The sea now began to rise, and it was strange to watch it. First it boiled in short waves which the wind shattered and blew flat. But other waves rose, too solid for the wind to level: they increased in bulk as they ran, and broke in coils of spray, while fresh and larger waves succeeded, and the ship began to pitch quickly in the young sea.

The wonderful violence of the wind could not be well appreciated by us who were running before it; but when the crew manned the braces and the helm was put to starboard, it seemed as if the wind would blow the ship out of the water. She came to slowly, laying her main-deck level with the sea, and the screeching of the wind was diabolical and absolutely terrifying to listen to. With the weather leeches just lifting, she was still well away from her course, and her progress under all three topsails was all leeway.

But I soon saw that she could not carry two of the three topsails, owing to the tremendous sudden pressure put upon the masts by her lurches to windward; and sure enough Duckling (who had turned out along with all hands when the gale had first struck the ship) roared through a speaking-trumpet to clew up and furl the fore and mizzen topsails.

It took all hands to deal with each sail separately, and I helped to stow the fore-topsail.

To be up aloft in weather of the kind I am describing is an experience no landsman can realize by imagination. To begin with, it is an immense job to breathe, for the wind stands like something solid in your mouth, and up your nostrils, and makes the expelling of your breath a task fitter for a one-horse engine than a pair of human lungs. Then you have two remorseless forces at work in the shape of the wind and the sail doing their utmost to hurl you from the yard. The fore-topsail was snugged as well as bunt-lines and clew-lines, hauled taut as steel bars, could bring it; and besides, there were already three reefs in it. And yet it stood out like cast-iron, and all hands might have danced a horn-pipe upon it without putting a crease into the canvas with their united weight. We had to roar out to Duckling to put the helm down, and spill the sail, before we could get hold of it; and so fiercely did the canvas shake in the hurricane as the ship came to, that I, who stood in the bunt, expected to see the hands out at the yard-arms shaken off the foot-ropes, and precipitated into the sea.
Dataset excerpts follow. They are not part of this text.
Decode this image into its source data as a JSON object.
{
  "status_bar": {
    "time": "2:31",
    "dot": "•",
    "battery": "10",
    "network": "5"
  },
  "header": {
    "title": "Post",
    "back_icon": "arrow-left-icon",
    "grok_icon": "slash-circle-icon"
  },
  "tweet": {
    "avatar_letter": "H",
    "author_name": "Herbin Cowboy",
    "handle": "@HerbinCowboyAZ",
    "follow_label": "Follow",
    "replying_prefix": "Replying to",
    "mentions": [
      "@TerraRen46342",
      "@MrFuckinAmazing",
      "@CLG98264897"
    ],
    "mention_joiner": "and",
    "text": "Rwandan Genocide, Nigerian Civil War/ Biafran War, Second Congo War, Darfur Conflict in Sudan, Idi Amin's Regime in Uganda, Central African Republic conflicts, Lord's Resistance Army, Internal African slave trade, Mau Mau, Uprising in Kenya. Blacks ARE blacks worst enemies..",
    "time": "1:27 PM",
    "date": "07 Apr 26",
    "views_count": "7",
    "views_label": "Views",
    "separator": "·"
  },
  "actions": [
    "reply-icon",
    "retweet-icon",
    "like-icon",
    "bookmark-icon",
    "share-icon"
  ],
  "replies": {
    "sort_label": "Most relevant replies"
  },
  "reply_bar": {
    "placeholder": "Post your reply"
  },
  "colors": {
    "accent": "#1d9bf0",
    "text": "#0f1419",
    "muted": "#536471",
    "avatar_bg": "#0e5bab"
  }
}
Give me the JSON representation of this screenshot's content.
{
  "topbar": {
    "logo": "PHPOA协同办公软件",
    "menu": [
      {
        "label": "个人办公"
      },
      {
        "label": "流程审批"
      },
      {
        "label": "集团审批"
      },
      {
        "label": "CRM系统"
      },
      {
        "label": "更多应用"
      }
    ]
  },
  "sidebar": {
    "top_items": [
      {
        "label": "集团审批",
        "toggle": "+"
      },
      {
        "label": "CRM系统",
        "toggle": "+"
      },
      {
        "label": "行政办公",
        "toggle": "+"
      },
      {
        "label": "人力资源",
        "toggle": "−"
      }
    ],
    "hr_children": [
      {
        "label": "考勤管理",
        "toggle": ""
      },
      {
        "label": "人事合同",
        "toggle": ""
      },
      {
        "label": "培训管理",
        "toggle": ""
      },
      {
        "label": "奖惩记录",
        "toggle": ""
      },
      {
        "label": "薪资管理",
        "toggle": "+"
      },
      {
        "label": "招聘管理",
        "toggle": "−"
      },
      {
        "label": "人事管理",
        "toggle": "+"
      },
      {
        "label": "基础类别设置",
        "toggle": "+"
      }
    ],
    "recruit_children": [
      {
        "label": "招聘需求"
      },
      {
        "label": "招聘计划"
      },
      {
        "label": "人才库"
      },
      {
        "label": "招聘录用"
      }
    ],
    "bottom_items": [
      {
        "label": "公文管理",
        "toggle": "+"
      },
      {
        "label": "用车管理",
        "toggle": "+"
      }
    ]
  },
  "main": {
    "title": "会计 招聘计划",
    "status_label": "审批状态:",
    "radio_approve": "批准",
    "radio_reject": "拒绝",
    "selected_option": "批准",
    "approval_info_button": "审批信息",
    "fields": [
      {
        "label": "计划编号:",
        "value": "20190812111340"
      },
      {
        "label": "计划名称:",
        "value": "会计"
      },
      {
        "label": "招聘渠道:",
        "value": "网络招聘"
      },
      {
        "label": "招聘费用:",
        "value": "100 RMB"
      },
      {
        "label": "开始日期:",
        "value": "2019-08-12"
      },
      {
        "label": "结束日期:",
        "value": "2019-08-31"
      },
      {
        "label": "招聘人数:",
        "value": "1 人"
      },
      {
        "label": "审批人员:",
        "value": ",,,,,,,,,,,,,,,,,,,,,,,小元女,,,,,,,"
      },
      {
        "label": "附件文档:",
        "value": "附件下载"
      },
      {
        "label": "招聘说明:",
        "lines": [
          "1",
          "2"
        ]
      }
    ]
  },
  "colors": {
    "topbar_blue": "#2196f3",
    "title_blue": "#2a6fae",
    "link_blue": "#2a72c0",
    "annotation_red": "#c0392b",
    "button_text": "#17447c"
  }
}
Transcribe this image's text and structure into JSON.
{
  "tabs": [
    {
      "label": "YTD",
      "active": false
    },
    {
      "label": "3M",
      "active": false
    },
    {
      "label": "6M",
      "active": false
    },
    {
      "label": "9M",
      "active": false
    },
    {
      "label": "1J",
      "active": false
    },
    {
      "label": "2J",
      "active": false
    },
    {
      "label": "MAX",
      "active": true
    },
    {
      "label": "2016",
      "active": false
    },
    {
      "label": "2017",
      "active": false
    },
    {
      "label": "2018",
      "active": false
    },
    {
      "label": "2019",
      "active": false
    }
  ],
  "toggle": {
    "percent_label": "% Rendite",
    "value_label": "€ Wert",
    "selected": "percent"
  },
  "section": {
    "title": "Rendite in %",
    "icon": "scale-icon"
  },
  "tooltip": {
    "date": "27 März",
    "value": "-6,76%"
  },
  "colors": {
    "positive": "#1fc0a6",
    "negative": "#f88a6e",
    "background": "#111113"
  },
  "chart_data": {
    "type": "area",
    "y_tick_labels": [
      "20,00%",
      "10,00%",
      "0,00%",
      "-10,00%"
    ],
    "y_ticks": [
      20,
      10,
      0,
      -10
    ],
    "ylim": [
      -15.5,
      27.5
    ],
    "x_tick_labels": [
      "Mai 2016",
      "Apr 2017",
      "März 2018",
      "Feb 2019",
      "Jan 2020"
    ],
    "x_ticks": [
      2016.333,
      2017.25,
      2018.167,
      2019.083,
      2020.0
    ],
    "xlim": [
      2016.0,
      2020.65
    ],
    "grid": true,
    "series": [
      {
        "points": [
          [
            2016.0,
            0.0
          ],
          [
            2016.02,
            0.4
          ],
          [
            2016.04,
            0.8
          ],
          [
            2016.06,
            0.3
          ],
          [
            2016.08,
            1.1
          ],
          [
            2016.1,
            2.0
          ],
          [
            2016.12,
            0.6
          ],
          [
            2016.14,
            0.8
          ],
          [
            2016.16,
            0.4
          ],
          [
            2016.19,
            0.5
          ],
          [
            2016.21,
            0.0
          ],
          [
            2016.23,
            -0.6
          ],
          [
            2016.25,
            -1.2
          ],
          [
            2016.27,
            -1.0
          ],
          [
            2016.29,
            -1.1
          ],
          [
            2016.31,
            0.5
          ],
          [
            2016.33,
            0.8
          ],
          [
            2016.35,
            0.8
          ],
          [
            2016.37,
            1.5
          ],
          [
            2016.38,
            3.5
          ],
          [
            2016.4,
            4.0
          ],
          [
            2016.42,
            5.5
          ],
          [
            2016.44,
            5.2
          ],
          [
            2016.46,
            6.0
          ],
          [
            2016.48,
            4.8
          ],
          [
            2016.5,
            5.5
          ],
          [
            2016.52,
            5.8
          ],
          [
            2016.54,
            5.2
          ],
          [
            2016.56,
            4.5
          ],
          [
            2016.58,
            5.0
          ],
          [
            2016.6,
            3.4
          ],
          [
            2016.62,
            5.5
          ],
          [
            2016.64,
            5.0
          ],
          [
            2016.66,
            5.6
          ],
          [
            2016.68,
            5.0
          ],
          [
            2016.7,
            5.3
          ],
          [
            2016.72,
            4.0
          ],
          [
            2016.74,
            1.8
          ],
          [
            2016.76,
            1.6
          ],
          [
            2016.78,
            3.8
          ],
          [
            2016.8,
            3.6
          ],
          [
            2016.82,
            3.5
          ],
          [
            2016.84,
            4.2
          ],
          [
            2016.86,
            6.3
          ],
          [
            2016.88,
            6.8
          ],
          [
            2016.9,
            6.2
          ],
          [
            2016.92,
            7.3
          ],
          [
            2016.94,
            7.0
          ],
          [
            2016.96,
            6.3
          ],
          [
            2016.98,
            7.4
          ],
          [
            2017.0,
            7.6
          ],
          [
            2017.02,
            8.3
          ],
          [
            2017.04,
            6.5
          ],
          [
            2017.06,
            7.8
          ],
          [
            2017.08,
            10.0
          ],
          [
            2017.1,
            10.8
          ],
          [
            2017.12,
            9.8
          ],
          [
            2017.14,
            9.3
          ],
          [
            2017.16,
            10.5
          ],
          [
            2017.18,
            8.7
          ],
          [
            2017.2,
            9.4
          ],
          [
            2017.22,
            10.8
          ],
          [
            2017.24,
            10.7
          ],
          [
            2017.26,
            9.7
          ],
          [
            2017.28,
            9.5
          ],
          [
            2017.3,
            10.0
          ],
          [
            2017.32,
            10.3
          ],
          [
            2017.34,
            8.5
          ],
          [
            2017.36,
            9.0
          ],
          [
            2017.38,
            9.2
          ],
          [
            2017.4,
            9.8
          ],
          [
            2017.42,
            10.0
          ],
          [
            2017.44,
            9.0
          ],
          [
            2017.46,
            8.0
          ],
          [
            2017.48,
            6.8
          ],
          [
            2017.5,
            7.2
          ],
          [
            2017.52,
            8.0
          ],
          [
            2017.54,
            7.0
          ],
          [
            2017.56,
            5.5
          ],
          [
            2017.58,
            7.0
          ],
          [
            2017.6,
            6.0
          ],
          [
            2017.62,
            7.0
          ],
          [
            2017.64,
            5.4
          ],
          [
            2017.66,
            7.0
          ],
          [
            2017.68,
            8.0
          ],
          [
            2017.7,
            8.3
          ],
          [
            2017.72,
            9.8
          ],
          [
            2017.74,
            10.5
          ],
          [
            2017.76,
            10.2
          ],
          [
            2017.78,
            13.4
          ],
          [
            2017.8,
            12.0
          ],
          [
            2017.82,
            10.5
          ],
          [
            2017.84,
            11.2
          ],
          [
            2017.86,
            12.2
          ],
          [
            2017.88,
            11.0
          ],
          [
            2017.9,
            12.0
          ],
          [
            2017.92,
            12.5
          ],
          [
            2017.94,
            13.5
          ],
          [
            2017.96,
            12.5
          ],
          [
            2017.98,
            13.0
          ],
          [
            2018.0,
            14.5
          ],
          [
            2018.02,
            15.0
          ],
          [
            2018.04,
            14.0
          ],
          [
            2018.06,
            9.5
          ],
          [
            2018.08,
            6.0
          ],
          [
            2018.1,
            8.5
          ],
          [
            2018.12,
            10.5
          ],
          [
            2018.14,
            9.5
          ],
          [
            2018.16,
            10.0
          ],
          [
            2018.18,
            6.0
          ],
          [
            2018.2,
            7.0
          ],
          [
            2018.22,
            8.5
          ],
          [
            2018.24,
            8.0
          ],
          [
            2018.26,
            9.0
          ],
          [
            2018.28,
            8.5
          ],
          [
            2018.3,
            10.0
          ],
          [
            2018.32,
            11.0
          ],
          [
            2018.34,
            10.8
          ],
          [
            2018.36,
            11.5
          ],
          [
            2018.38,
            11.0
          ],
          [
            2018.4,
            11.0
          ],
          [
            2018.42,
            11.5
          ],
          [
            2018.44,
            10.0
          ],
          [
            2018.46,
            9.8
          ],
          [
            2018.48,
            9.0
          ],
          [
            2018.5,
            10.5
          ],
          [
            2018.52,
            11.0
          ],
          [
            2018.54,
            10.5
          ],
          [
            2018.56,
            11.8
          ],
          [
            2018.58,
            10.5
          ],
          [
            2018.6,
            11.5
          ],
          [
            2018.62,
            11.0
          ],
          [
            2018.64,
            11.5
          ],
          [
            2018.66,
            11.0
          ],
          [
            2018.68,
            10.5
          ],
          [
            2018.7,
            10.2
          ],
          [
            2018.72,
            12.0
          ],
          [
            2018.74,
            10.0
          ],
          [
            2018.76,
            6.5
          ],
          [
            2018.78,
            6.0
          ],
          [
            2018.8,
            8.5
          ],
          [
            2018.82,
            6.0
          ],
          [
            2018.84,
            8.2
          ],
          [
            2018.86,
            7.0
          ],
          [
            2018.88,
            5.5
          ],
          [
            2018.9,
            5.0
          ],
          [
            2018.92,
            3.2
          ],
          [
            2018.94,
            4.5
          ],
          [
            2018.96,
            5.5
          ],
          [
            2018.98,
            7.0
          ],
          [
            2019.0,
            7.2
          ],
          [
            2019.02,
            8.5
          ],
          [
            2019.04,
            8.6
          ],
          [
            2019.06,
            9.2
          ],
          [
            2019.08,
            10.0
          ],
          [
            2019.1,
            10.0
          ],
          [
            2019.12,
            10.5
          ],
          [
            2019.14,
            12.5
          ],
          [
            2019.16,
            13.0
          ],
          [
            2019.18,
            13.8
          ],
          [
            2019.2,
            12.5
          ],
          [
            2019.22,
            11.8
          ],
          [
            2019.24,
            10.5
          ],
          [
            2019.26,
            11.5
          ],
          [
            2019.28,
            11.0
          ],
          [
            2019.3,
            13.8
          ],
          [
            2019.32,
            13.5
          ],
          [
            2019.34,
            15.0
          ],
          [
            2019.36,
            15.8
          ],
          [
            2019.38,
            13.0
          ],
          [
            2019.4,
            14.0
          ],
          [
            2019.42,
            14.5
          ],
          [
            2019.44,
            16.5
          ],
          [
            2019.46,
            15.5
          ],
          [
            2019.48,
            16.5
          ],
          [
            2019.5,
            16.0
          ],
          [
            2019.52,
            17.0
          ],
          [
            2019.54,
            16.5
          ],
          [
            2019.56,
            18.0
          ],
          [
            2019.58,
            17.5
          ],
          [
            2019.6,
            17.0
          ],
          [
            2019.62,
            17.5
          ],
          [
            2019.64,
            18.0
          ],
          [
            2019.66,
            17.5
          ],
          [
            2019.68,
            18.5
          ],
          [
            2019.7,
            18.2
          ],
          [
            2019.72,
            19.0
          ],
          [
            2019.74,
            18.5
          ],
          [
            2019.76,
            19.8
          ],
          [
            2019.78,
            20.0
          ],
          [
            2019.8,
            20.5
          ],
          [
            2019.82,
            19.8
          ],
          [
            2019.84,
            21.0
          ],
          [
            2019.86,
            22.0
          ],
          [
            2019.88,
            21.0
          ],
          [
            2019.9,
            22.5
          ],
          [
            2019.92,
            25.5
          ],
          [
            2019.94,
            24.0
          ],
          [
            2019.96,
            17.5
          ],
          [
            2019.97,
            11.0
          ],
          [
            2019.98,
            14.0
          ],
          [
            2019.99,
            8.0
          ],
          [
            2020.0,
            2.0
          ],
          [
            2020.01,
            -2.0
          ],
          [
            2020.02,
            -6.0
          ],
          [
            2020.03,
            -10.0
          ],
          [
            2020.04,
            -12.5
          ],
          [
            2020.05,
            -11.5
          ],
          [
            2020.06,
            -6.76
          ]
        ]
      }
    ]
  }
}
But what a wildly picturesque scene was the ocean surveyed from the height of the foremast! The sea was now heavy, and furiously lashing the weather bow; avalanches of spray ran high up the side, and were blown in a veil of hurtling sleet and froth across the forecastle. Casting my eyes backwards, the ship looked forlornly naked with no other canvas on her than the close-reefed main-topsail, with the bare outlines of her main and after yards, and the slack ropes and lines blown to leeward in semicircles, surging to and fro in long sweeps against the stars, which glimmered and vanished between the furiously whirling clouds. The hull of the vessel looked strangely narrow and long, contemplated from my elevation, upon the boiling seas; the froth of the water made an artificial light, and objects on deck were clear now, which, before the gale burst upon us, had been wrapped in impenetrable darkness.

When the sail was furled, all hands laid down as smartly as they could; but just under the foretop the rush of wind was so powerful, that when I dropped my leg over the edge to feel with my foot for the futtock shrouds, my weight was entirely sustained and buoyed up, and I believe that had I let go with my hands, I should have been blown securely against the fore-shrouds and there held.

The ship was now as snug as we could make her, hove to under close-reefed main-topsail and fore-topmast staysail, riding tolerably well, though, to be sure, the wind had not yet had time to raise much of a sea. The crew were fagged by their heavy work, and the captain ordered the steward to serve out a tot of grog apiece to them, more out of policy than pity, I think, as he would remember what was in their minds respecting their provisions, and how the ship's safety depended on their obedience.